During its long-lasting history, Iran, being among the most powerful countries in the world or the region, benefited from the existence of barriers between itself and rival powers. With losing its former power and position and the emergence of new regional powers since the late 18th century, Iran transformed into a barrier itself; a buffer zone between England and Russia, during the so-called “Great Game” confrontations. In the 19th and early 20th centuries, after few years of detente between England and Russia over the years between two World Wars, this situation resumed with a different approach.
The occupation of Iran by the Allies led to the abandonment of Iran’s policy of neutrality. When Reza Shah abdicated power, the government’s political approach changed. Therefore, the opponent forces of the Soviet Union, on the one hand, and Britain and the United States, on the other hand, temporarily put aside their existing rivalries and historical differences and invaded Iran to defeat a common enemy, namely Germany. With the end of World War II and the fall of Nazi Germany, however, the rivalry and conflict between the eastern and western forces resumed.
Cold War had been started in Iran before the World Wars. Its development, however, during the post-World War II time, in contrast to the previous eras was significantly different. One of the main differences was the final decline of Britain and the establishment of the United States as a global power after World War II. It was during these years that the United States—the largest Western party in the Cold War and one of its main actors—gained a major political power. Moreover, the difference between the rivalry of the western and eastern powers in the years between the two World Wars versus the previous eras was the dormant and inactive aspects of their confrontations. In general, what distinguished the Cold War from periods of political confrontation was that it had a profound and lasting impact on the involved societies, as it challenged both popular culture and science, through shaping and transforming them. Accordingly, in addition to their military presence, the forces of the Allies set up societies to promote cultural relations with foreign countries. In 1925, the United States’ government established the Iran- America Society for Cultural Relations, but the Society’s activities began in earnest in late 1942. The British government also officially inaugurated the Iran-UK Society for Cultural Relations in July 1943. This society had been previously active in Iran, albeit unofficially.

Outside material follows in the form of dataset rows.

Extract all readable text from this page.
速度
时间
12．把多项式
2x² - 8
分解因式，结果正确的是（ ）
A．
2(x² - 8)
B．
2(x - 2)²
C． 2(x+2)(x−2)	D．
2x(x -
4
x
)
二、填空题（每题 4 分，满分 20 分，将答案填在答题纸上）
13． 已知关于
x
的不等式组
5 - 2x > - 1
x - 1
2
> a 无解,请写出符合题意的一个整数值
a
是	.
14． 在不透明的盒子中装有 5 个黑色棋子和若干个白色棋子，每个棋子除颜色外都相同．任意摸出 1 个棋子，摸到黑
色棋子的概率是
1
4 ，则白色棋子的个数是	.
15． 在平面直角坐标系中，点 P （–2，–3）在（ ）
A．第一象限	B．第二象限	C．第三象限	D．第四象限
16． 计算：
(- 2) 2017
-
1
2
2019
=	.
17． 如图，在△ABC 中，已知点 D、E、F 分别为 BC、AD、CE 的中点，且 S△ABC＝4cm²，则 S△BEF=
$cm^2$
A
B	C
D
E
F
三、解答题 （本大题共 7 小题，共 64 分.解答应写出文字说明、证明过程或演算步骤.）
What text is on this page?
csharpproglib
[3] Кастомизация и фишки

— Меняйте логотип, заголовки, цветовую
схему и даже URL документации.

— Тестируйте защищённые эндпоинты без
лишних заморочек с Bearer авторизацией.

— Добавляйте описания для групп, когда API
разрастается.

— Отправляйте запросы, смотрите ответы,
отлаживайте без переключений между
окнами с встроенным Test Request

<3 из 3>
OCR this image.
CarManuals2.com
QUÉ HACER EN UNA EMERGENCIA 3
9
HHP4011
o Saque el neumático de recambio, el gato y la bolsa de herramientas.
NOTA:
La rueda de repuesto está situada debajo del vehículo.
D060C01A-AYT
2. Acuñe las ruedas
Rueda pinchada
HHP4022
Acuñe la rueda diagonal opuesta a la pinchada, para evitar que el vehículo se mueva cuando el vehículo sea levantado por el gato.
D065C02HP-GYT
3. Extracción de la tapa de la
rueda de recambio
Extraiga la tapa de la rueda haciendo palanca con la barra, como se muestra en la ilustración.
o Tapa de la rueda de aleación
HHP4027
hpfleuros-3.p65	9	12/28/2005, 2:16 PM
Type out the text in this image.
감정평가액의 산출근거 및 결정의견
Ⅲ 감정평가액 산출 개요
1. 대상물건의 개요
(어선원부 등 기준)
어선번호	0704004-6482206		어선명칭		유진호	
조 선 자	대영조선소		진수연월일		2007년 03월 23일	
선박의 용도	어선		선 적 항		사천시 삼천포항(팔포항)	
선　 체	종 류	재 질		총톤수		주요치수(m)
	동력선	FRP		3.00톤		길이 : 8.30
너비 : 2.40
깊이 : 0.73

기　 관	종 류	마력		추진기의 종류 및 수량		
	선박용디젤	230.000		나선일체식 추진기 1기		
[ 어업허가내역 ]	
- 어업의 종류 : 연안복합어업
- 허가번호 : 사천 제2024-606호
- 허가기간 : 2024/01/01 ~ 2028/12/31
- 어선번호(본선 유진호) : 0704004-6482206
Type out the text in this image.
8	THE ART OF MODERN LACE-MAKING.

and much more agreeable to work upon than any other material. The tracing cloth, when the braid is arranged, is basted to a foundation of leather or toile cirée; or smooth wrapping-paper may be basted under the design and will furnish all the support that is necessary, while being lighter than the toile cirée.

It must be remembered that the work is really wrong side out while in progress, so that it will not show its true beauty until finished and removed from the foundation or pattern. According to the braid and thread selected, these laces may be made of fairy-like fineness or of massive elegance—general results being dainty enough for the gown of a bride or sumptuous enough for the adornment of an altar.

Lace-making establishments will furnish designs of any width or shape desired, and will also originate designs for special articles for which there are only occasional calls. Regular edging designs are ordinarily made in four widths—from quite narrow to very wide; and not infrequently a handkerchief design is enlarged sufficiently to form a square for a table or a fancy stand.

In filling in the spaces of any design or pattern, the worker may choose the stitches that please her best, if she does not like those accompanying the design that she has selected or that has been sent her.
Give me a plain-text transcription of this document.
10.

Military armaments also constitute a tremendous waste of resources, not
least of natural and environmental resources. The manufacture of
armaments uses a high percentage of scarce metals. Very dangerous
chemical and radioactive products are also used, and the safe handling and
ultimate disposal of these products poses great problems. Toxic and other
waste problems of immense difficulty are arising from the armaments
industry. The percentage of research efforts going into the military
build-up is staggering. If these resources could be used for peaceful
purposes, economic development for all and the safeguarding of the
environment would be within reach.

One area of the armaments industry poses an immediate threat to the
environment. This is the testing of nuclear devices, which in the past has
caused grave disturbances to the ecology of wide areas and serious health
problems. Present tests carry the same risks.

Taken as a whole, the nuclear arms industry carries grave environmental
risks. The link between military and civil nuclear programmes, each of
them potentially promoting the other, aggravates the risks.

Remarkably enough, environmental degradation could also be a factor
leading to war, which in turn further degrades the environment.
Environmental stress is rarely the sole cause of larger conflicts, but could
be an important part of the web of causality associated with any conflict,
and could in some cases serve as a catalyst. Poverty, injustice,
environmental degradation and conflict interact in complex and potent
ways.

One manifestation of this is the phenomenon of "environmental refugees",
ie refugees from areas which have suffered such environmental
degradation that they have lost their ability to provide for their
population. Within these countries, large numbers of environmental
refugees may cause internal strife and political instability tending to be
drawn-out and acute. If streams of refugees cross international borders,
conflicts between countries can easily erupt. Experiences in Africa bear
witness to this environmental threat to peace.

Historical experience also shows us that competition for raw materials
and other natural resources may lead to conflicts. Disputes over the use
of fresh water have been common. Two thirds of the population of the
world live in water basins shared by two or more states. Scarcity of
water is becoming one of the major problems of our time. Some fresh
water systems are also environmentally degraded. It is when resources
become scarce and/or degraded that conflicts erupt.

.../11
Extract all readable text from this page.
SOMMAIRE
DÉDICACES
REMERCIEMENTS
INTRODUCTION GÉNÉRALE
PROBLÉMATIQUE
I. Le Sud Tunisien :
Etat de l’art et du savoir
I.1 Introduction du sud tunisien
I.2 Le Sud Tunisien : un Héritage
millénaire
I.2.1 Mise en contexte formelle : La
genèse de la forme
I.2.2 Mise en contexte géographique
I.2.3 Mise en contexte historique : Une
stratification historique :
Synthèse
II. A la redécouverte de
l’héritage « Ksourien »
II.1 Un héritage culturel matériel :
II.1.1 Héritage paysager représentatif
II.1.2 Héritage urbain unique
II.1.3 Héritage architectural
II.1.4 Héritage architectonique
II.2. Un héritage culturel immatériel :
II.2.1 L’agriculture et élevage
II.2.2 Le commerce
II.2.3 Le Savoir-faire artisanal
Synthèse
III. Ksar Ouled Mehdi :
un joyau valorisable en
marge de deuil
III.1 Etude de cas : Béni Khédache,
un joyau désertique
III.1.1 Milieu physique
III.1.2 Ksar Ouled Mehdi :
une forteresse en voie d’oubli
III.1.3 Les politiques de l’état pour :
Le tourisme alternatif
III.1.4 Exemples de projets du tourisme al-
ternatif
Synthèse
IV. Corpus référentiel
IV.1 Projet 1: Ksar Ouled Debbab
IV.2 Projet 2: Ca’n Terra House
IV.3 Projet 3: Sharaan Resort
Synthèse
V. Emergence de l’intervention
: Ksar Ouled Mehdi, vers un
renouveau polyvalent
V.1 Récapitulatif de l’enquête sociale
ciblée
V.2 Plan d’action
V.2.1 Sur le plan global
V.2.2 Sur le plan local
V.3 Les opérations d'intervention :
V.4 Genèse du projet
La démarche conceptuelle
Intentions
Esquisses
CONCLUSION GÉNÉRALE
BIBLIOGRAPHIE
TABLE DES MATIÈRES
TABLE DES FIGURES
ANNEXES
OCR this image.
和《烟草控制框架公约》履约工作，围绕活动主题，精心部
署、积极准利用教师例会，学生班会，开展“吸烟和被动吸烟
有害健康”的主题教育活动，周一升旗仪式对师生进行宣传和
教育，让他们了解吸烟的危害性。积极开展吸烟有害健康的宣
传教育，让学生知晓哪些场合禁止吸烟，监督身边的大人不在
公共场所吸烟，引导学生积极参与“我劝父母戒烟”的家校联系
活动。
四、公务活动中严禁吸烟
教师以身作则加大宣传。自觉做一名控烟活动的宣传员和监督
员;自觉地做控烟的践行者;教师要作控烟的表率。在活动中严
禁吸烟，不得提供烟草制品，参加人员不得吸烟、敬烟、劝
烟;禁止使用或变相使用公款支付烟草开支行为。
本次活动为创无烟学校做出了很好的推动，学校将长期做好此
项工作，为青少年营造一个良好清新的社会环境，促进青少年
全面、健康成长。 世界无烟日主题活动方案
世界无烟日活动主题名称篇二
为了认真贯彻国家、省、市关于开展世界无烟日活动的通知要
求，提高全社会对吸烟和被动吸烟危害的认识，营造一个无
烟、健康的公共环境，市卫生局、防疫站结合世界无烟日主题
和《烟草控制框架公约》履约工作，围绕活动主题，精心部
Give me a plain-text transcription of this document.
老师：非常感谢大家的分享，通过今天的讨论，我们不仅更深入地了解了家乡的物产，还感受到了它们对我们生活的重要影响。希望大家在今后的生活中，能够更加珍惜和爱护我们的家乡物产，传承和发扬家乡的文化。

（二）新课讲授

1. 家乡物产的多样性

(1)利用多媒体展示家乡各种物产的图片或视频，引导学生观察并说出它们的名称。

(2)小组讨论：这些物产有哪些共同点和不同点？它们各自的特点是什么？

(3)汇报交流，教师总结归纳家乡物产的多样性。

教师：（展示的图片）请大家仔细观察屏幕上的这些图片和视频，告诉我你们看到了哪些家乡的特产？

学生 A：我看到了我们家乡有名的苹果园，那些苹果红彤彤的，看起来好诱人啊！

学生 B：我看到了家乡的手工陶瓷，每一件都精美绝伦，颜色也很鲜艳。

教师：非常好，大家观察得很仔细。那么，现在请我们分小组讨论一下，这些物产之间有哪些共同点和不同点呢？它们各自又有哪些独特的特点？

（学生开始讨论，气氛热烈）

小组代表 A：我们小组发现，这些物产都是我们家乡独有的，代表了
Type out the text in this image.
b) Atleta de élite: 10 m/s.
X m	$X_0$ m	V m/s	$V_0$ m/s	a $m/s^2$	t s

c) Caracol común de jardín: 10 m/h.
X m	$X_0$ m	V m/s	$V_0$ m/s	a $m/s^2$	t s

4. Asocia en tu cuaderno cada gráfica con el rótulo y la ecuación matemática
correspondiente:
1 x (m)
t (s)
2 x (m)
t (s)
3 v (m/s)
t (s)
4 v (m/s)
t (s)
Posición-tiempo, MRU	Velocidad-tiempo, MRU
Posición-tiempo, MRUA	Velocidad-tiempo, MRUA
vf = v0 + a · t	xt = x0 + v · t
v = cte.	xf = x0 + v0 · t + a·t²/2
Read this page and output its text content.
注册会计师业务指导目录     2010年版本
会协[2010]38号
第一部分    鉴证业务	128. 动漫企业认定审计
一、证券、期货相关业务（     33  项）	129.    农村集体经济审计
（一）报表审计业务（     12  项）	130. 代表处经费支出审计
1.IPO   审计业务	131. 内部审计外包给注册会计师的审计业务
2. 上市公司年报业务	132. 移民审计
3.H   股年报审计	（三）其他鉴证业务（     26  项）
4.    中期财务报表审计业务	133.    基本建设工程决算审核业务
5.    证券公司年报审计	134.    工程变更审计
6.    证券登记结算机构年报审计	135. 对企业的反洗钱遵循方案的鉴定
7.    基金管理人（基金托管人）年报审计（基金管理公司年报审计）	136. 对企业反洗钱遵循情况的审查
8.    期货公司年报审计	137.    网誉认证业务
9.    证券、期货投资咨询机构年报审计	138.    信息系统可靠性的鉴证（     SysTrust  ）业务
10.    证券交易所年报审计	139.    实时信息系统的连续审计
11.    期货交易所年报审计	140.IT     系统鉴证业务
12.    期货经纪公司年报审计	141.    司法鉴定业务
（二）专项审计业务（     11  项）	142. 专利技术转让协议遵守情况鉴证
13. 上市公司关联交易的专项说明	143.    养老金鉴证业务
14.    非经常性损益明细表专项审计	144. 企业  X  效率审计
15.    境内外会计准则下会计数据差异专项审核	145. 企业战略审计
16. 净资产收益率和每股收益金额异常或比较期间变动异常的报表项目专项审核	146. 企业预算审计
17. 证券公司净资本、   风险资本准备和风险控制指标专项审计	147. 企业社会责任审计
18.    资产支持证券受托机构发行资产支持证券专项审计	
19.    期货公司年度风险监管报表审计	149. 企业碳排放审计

At the same time, that the Soviet Union also joined the rivalry and in 1943, opened a branch of the All-Union Society for Cultural Relations with Foreign Countries (VOKS) in Tehran, which was not active. In May 1944, however, the Iran-Soviet Society for Cultural Relations established and worked independently.
Moreover, this issue covers notable topics including the Report of the Iran-Soviet Society for Cultural Relations and the Iran-America Society and the impact they might have had on the status and the situation of the fine arts and archeology during the Cold War. To this end, this issue studies the innovative role of the Iran-Soviet Society for Cultural Relations during its heyday in organizing, support, and holding the first fine arts exhibition in 1946. This exhibition, which was curated by Maryam Firooz (President of the Society) and held at the palace of Shahpour Gholamreza, was very well-received by the audience and was followed by the 1950, 1952, and 1953 exhibitions, held at the Society’s hall.
The dependence of the Iranian 20th-century modern art on the Iran-Soviet Society for Cultural Relations led to several changes in the professional life and the position of emerging artists such as Hossein Kazemi, Jalil Ziapour, as well as Habib Mohammadi and his students; which is also among the topics covered in this issue. This issue also includes articles on the role of the Iran-America Society, as an important weapon for the United States in achieving its political goal of preventing the domination of the Soviet Union and strengthening Iran’s orientation to the West through Truman’s Point Four program, and its impact on the production of documentaries, films, textbooks, children’s magazines, and comic strips. Moreover, in an interview with Masood Koohestani Nejad, the impact of the 1953 Iranian coup d’état on the activities of these two societies is examined.
In addition to the above-mentioned subjects that concentrate on the prevailing movements of three decades prior to the Islamic Revolution, this issue attempts to portray lost figures of Iranian cultural history during the Cold War, with a focus on the second Pahlavi era, including Assyrian, Azeri, Armenian, and Jewish elites.